Show/Hide Toolbars

WordSmith Tools Manual

Navigation: Utility Programs > File Utilities

tags

Scroll Prev Top Next More

Mis-matched tags problem

 

well-formed text is like this:

<introduction>blah blah blah</introduction>

<body>blah blah blah</body>

<conclusion>blah blah blah</conclusion>

 

ill-formed text might be like this:

<introduction>blah blah blah</introduction>

<body>blah blah blah

<conclusion>blah blah blah</conclusion>

 

The body section of the text has no explicit end. Imagine for a corpus of text files you wanted to process Only Part of Text, specifying that you want both the introduction and the body, avoiding the conclusion of each. If you specified that you wanted from <introduction> to </body> something would go wrong, such as the ill-formed case getting missed completely or running on to include the conclusion.

 

Solution

 

tag_mismatch_fixing

This procedure will examine all suitable text files and check whether every start has a corresponding end. Here we are checking from <text> to </text>.

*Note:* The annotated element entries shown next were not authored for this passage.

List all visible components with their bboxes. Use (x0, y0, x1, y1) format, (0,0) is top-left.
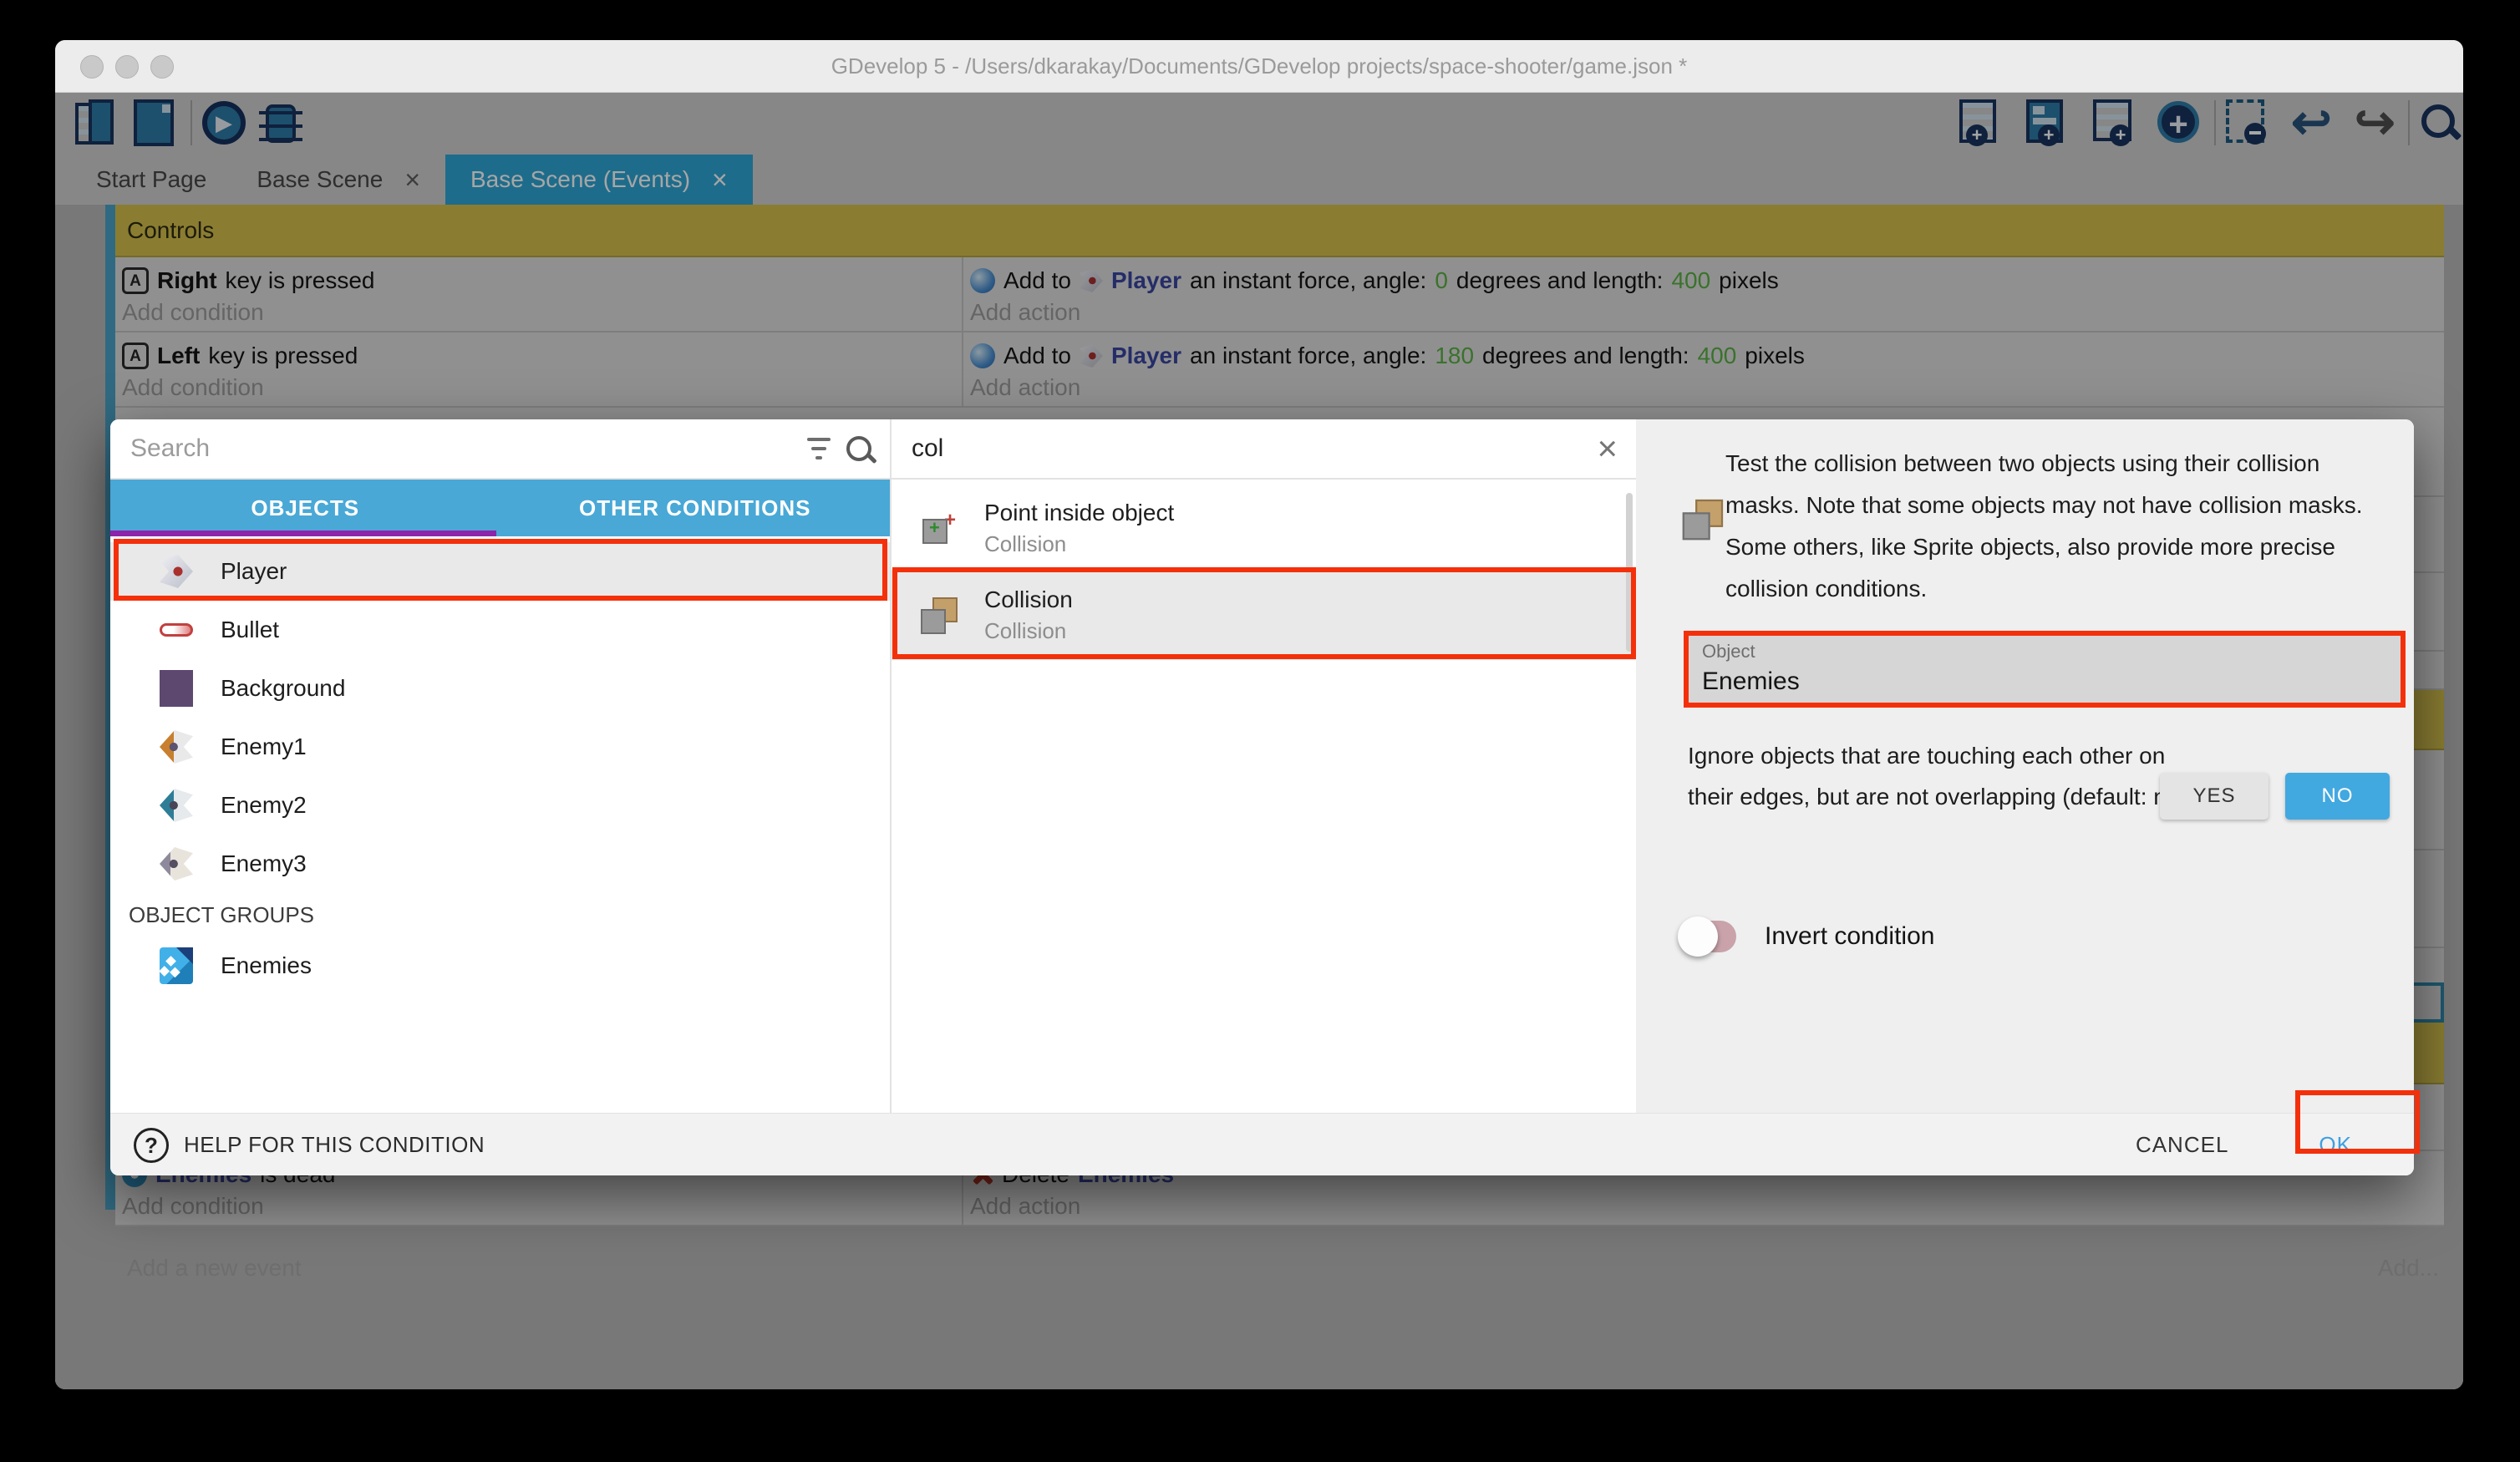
clear-search-icon[interactable]: × (1597, 431, 1618, 466)
condition-detail-panel: Test the collision between two objects u… (1636, 419, 2414, 1113)
collision-icon (921, 596, 959, 634)
choose-condition-dialog: OBJECTS OTHER CONDITIONS Player Bullet (110, 419, 2414, 1175)
condition-source-tabs: OBJECTS OTHER CONDITIONS (110, 480, 890, 536)
object-item-player[interactable]: Player (110, 542, 890, 601)
point-inside-object-icon: + + (921, 509, 959, 547)
condition-search-row: × (892, 419, 1636, 480)
condition-list-panel: × + + Point inside object Collision (890, 419, 1636, 1113)
scrollbar[interactable] (1626, 493, 1633, 652)
object-group-icon (159, 948, 194, 983)
search-icon (846, 436, 871, 461)
tab-other-conditions[interactable]: OTHER CONDITIONS (500, 480, 891, 536)
enemy3-ship-icon (159, 846, 194, 881)
enemy2-ship-icon (159, 788, 194, 823)
object-search-input[interactable] (129, 434, 791, 464)
invert-toggle[interactable] (1681, 921, 1736, 952)
object-item-background[interactable]: Background (110, 659, 890, 718)
cancel-button[interactable]: CANCEL (2131, 1131, 2233, 1159)
condition-description: Test the collision between two objects u… (1725, 443, 2390, 610)
enemy1-ship-icon (159, 729, 194, 764)
object-list-panel: OBJECTS OTHER CONDITIONS Player Bullet (110, 419, 890, 1113)
desktop: GDevelop 5 - /Users/dkarakay/Documents/G… (0, 0, 2520, 1462)
no-button[interactable]: NO (2285, 773, 2390, 820)
titlebar: GDevelop 5 - /Users/dkarakay/Documents/G… (55, 40, 2463, 93)
object-item-bullet[interactable]: Bullet (110, 601, 890, 659)
bullet-icon (159, 612, 194, 647)
group-item-enemies[interactable]: Enemies (110, 937, 890, 995)
object-item-enemy3[interactable]: Enemy3 (110, 835, 890, 893)
player-ship-icon (159, 554, 194, 589)
filter-icon[interactable] (806, 438, 831, 459)
yes-button[interactable]: YES (2160, 773, 2269, 820)
object-list: Player Bullet Background Enemy1 (110, 536, 890, 1113)
collision-icon (1683, 498, 1725, 541)
active-tab-indicator (110, 530, 496, 536)
tab-objects[interactable]: OBJECTS (110, 480, 500, 536)
background-icon (159, 671, 194, 706)
object-item-enemy2[interactable]: Enemy2 (110, 776, 890, 835)
object-field[interactable]: Object Enemies (1684, 632, 2406, 706)
ok-button[interactable]: OK (2314, 1131, 2357, 1159)
object-groups-header: OBJECT GROUPS (110, 893, 890, 937)
invert-condition-row: Invert condition (1681, 921, 1934, 952)
help-link[interactable]: ? HELP FOR THIS CONDITION (134, 1128, 485, 1163)
window-title: GDevelop 5 - /Users/dkarakay/Documents/G… (55, 40, 2463, 92)
condition-item-point-inside[interactable]: + + Point inside object Collision (892, 486, 1636, 570)
object-search-row (110, 419, 890, 480)
help-icon: ? (134, 1128, 169, 1163)
window-content: ▶ + + + + (55, 92, 2463, 1389)
object-item-enemy1[interactable]: Enemy1 (110, 718, 890, 776)
condition-item-collision[interactable]: Collision Collision (892, 570, 1636, 660)
app-window: GDevelop 5 - /Users/dkarakay/Documents/G… (55, 40, 2463, 1389)
ignore-touching-label: Ignore objects that are touching each ot… (1688, 735, 2197, 817)
dialog-footer: ? HELP FOR THIS CONDITION CANCEL OK (110, 1113, 2414, 1175)
condition-search-input[interactable] (910, 434, 1582, 464)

If a section is found where there is

<text> blah blah blah

<text> blah blah blah

</text>

the procedure will notice that the first <text> section hasn't finished before a second one starts. It will create a text file showing all the contexts where there were mismatches.

 

Fix automatically?

If fix automatically is checked the procedure will insert </text> just before the second <text>.

<text> blah blah blah

</text><text> blah blah blah

</text>

Any original text files with mismatched sections will then be fixed and saved with a .fixed file extension.

 

Note that this may or may not be exactly what you want. Imagine <body> sections always follow an <introduction>.

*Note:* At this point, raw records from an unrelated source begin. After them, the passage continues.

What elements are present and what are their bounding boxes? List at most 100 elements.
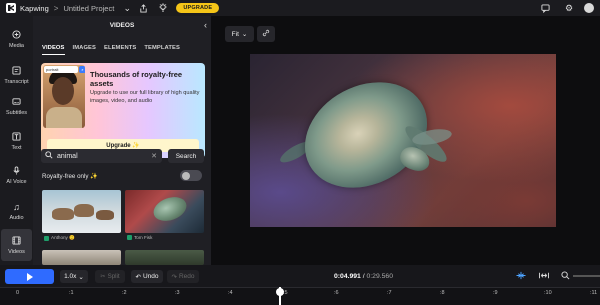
plus-circle-icon <box>12 29 21 41</box>
rail-item-ai-voice[interactable]: AI Voice <box>1 160 32 190</box>
rail-item-transcript[interactable]: Transcript <box>1 60 32 90</box>
pexels-logo-icon <box>44 235 49 241</box>
aspect-lock-button[interactable] <box>257 26 275 42</box>
rail-item-videos[interactable]: Videos <box>1 229 32 261</box>
ruler-label: :4 <box>228 290 233 296</box>
promo-portrait-image: portrait ⌕ <box>43 65 85 128</box>
transcript-icon <box>12 65 21 77</box>
ruler-label: :1 <box>69 290 74 296</box>
ruler-label: :9 <box>493 290 498 296</box>
undo-arrow-icon: ↶ <box>135 273 141 281</box>
undo-label: Undo <box>142 273 159 280</box>
royalty-free-toggle[interactable] <box>180 170 202 181</box>
credit-name: Anthony 🙂 <box>51 235 75 240</box>
share-upload-icon[interactable] <box>136 1 150 15</box>
ruler-label: :3 <box>175 290 180 296</box>
gear-icon[interactable]: ⚙ <box>562 1 576 15</box>
rail-item-subtitles[interactable]: Subtitles <box>1 91 32 121</box>
search-button[interactable]: Search <box>168 149 204 163</box>
search-value[interactable]: animal <box>57 153 151 160</box>
rail-item-media[interactable]: Media <box>1 24 32 54</box>
text-icon <box>12 131 21 143</box>
rail-item-audio[interactable]: ♫ Audio <box>1 196 32 226</box>
rail-label: Media <box>9 42 24 49</box>
search-input[interactable]: animal ✕ <box>41 149 162 163</box>
video-result-deer[interactable] <box>42 190 121 233</box>
scissors-icon: ✂ <box>100 273 106 280</box>
upgrade-button[interactable]: UPGRADE <box>176 3 220 13</box>
left-rail: Media Transcript Subtitles Text AI Voice… <box>0 16 33 265</box>
rail-label: Transcript <box>4 78 29 85</box>
timecode: 0:04.991 / 0:29.560 <box>334 273 393 280</box>
video-credit[interactable]: Tom Fisk <box>127 235 152 240</box>
duration: 0:29.560 <box>366 273 393 280</box>
fit-timeline-icon[interactable] <box>538 271 550 282</box>
breadcrumb-separator: > <box>53 3 59 13</box>
promo-description: Upgrade to use our full library of high … <box>90 90 200 104</box>
play-button[interactable] <box>5 269 54 284</box>
tab-videos[interactable]: VIDEOS <box>42 45 65 55</box>
tab-templates[interactable]: TEMPLATES <box>144 45 180 55</box>
playback-bar: 1.0x ⌄ ✂ Split ↶ Undo ↷ Redo 0:04.991 / … <box>0 265 600 287</box>
ruler-label: :6 <box>334 290 339 296</box>
rail-item-text[interactable]: Text <box>1 126 32 156</box>
video-result-turtle[interactable] <box>125 190 204 233</box>
subtitles-icon <box>12 97 21 108</box>
clear-search-icon[interactable]: ✕ <box>151 152 157 160</box>
zoom-slider[interactable] <box>573 275 600 277</box>
collapse-panel-chevron-icon[interactable]: ‹ <box>204 20 207 30</box>
ruler-label: :7 <box>387 290 392 296</box>
ruler-label: :2 <box>122 290 127 296</box>
rail-label: AI Voice <box>6 178 27 185</box>
video-result[interactable] <box>125 250 204 265</box>
split-button[interactable]: ✂ Split <box>95 270 125 283</box>
zoom-search-icon[interactable] <box>561 271 570 282</box>
lightbulb-icon[interactable] <box>156 1 170 15</box>
timeline-ruler[interactable]: 0 :1 :2 :3 :4 :5 :6 :7 :8 :9 :10 :11 <box>0 287 600 305</box>
chevron-down-icon: ⌄ <box>78 273 84 281</box>
ruler-label: 0 <box>16 290 20 296</box>
redo-label: Redo <box>178 273 195 280</box>
video-credit[interactable]: Anthony 🙂 <box>44 235 75 241</box>
kapwing-logo-icon[interactable] <box>6 3 16 13</box>
pexels-logo-icon <box>127 235 132 240</box>
fit-dropdown[interactable]: Fit ⌄ <box>225 26 254 42</box>
video-preview[interactable] <box>250 54 556 227</box>
chevron-down-icon: ⌄ <box>241 31 248 38</box>
current-time: 0:04.991 <box>334 273 361 280</box>
film-icon <box>12 235 21 247</box>
tab-elements[interactable]: ELEMENTS <box>104 45 136 55</box>
top-bar: Kapwing > Untitled Project ⌄ UPGRADE ⚙ <box>0 0 600 16</box>
credit-name: Tom Fisk <box>134 235 153 240</box>
brand-name[interactable]: Kapwing <box>20 4 49 13</box>
comments-icon[interactable] <box>538 1 552 15</box>
rail-label: Subtitles <box>5 109 28 116</box>
user-avatar[interactable] <box>584 3 594 13</box>
ai-voice-icon <box>12 165 21 177</box>
link-icon <box>262 29 270 39</box>
tab-images[interactable]: IMAGES <box>73 45 96 55</box>
promo-search-icon: ⌕ <box>79 66 85 73</box>
fit-label: Fit <box>231 30 239 38</box>
ruler-label: :11 <box>590 290 598 296</box>
split-label: Split <box>107 273 120 280</box>
rail-label: Videos <box>8 248 25 255</box>
rail-label: Text <box>11 144 22 151</box>
chevron-down-icon[interactable]: ⌄ <box>120 1 134 15</box>
time-separator: / <box>362 273 365 280</box>
undo-button[interactable]: ↶ Undo <box>131 270 163 283</box>
playhead-handle[interactable] <box>276 288 284 296</box>
project-title[interactable]: Untitled Project <box>63 4 114 13</box>
snap-icon[interactable] <box>515 271 527 282</box>
ruler-label: :10 <box>544 290 552 296</box>
search-icon <box>45 151 53 161</box>
ruler-label: :8 <box>440 290 445 296</box>
panel-tabs: VIDEOS IMAGES ELEMENTS TEMPLATES <box>42 45 180 55</box>
panel-title: VIDEOS <box>109 22 135 29</box>
redo-arrow-icon: ↷ <box>171 273 177 281</box>
upgrade-promo-card: portrait ⌕ Thousands of royalty-free ass… <box>41 63 205 158</box>
music-note-icon: ♫ <box>13 201 20 212</box>
redo-button[interactable]: ↷ Redo <box>167 270 199 283</box>
video-result[interactable] <box>42 250 121 265</box>
playback-speed-dropdown[interactable]: 1.0x ⌄ <box>60 270 88 283</box>
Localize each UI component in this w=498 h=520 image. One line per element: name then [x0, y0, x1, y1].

<introduction> blah blah blah </introduction>

<body> blah blah blah

<introduction> blah blah blah </introduction>

<body> blah blah blah </body>

 

If you automatically fix this <body> .. </body> text you will get

<introduction> blah blah blah </introduction>

<body> blah blah blah

<introduction> blah blah blah </introduction>

</body><body> blah blah blah </body>

 

because the procedure inserts the end tag just before the second start tag. So you may want not to fix automatically. You can edit each text file manually because the saved mismatches.txt will show you the contexts where there were mismatches.